“这些典籍,你能确保是真传?”
“能。”林青釉抬头,“外祖父曾言,楼兰人的智慧,不在金玉,在传承。民女亲眼见证智慧窟开启,亲耳聆听守墓人遗言,亲笔抄录楼兰祭司三百年心血。若有虚言,甘受任何处罚。

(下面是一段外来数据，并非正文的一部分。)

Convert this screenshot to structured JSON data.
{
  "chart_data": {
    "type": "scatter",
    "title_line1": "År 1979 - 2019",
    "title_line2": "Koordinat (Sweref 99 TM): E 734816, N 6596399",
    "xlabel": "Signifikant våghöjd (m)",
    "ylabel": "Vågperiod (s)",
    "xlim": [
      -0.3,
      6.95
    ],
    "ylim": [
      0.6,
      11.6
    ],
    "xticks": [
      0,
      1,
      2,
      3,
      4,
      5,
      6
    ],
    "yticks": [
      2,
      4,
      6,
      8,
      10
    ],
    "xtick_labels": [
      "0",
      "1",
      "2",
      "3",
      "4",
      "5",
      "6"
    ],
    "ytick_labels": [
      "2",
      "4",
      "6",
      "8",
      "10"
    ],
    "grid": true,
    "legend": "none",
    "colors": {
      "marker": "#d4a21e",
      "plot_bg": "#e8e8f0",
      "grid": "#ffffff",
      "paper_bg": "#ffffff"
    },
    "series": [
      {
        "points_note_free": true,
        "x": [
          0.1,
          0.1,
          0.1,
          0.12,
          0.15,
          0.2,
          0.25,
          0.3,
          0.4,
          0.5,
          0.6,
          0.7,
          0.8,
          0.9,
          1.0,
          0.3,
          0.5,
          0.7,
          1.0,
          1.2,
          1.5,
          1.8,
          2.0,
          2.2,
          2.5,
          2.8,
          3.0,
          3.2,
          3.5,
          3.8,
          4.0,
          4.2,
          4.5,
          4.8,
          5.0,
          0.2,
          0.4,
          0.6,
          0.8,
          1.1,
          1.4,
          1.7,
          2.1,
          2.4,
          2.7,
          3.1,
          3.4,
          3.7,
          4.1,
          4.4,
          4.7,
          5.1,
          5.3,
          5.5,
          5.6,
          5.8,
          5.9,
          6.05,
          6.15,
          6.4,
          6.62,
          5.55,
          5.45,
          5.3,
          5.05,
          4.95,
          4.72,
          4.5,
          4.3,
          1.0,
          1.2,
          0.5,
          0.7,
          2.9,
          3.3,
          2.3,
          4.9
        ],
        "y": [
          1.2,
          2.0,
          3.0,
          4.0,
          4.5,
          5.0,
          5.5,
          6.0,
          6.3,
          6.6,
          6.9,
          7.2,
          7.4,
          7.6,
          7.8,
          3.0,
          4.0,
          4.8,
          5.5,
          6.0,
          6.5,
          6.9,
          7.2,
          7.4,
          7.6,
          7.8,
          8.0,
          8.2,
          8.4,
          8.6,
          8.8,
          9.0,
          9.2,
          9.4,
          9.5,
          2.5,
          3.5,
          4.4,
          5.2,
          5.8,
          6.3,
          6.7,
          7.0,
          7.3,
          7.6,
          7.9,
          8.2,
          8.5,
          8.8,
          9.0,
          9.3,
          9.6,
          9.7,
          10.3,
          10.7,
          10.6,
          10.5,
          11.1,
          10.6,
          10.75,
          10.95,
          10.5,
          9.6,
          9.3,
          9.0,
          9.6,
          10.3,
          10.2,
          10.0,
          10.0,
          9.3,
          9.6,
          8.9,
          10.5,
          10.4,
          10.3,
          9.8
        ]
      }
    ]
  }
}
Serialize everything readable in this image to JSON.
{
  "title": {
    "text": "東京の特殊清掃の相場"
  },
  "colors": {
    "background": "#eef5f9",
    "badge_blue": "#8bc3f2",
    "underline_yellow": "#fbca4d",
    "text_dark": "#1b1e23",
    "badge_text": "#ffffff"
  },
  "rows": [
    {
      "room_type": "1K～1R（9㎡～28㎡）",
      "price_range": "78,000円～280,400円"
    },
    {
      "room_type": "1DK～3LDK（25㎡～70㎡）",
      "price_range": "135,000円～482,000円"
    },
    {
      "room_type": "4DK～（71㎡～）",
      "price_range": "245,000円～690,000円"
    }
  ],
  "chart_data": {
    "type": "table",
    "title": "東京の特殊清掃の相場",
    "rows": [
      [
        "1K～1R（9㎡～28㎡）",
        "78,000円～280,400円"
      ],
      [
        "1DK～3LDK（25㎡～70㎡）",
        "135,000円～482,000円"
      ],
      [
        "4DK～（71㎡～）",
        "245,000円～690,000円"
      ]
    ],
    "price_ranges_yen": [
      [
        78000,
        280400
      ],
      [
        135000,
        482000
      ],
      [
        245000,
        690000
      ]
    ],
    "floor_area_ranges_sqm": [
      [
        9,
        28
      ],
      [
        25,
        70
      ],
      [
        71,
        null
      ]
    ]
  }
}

”
她声音平静,却字字铿锵。
李隆基看着她,眼中闪过一丝难以捉摸的情绪。片刻,他道:“朕记得你。三个月前,你在太液池畔,跪在朕面前,浑身发抖。”
林青釉没有回避他的目光:“是。那时民女害怕。”
“现在呢?”
“现在不害怕了。”她坦然道,“因为民女知道,自己要做什么。”
李隆基沉默良久。
高力士适时开口:“陛下,林姑娘和陆世子此次西行,九死一生,带回的可是利在千秋的功业。老奴听闻,河西一带这些年沙进人退,不少屯田都荒废了。若这治沙之法真能见效,可是造福万民的好事。”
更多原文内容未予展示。